The company — which one analyst believes could be valued at as much as US$1billion — is aiming to tap into the “absolutely huge” market on offer for mobile contactless payments and expects to be profitable in mid-2012.
With sales already in “double-digit millions”, the company has 80% of the US market for NFC readers, sometimes offered under other companies’ brands, according to Mullagh.
“Mobile commerce will be bigger and grow faster than e-commerce did,” Mullagh says. “This market will be absolutely huge.”
The spread of NFC has spurred investor interest in mobile payment stocks, Tom Taulli, an independent technology analyst, said. “Vivotech could be on its way to a $1billion valuation,” he added.
Vivotech has raised US$80m from investors to date. They include Citigroup and venture capital firms Alloy Ventures and Draper Fisher Jurvetson.
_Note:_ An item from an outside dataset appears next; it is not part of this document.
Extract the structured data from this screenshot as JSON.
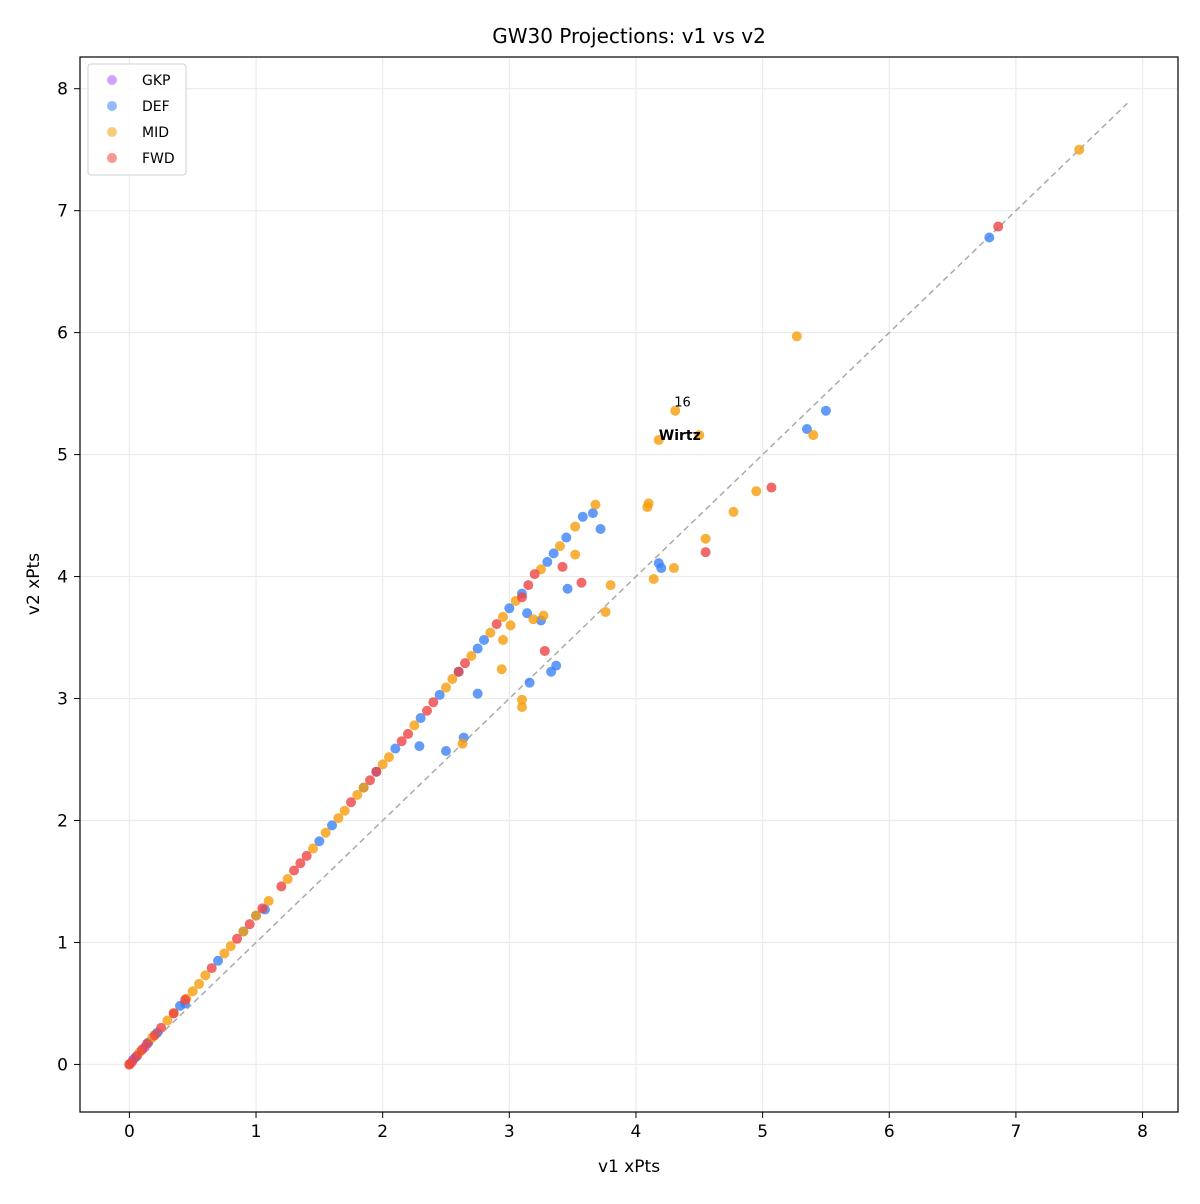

The company also has the backing of Nokia Growth Partners, Sprint Nextel, NXP Semiconductor, First Data and NCR.
“The company is poised for greatness,” Tim Draper, managing director of California-based Draper Fisher Jurvetson, said.
Earlier this month, Vivotech released VivoNFC Software Suite 3.0, the third generation of its NFC infrastructure and provisioning solution.
Meanwhile, in December, Monitise and Vivotech partnered to offer banks in the US an NFC payments solution that combines Vivotech’s over-the-air software with Monitise’s Mobile Money technology.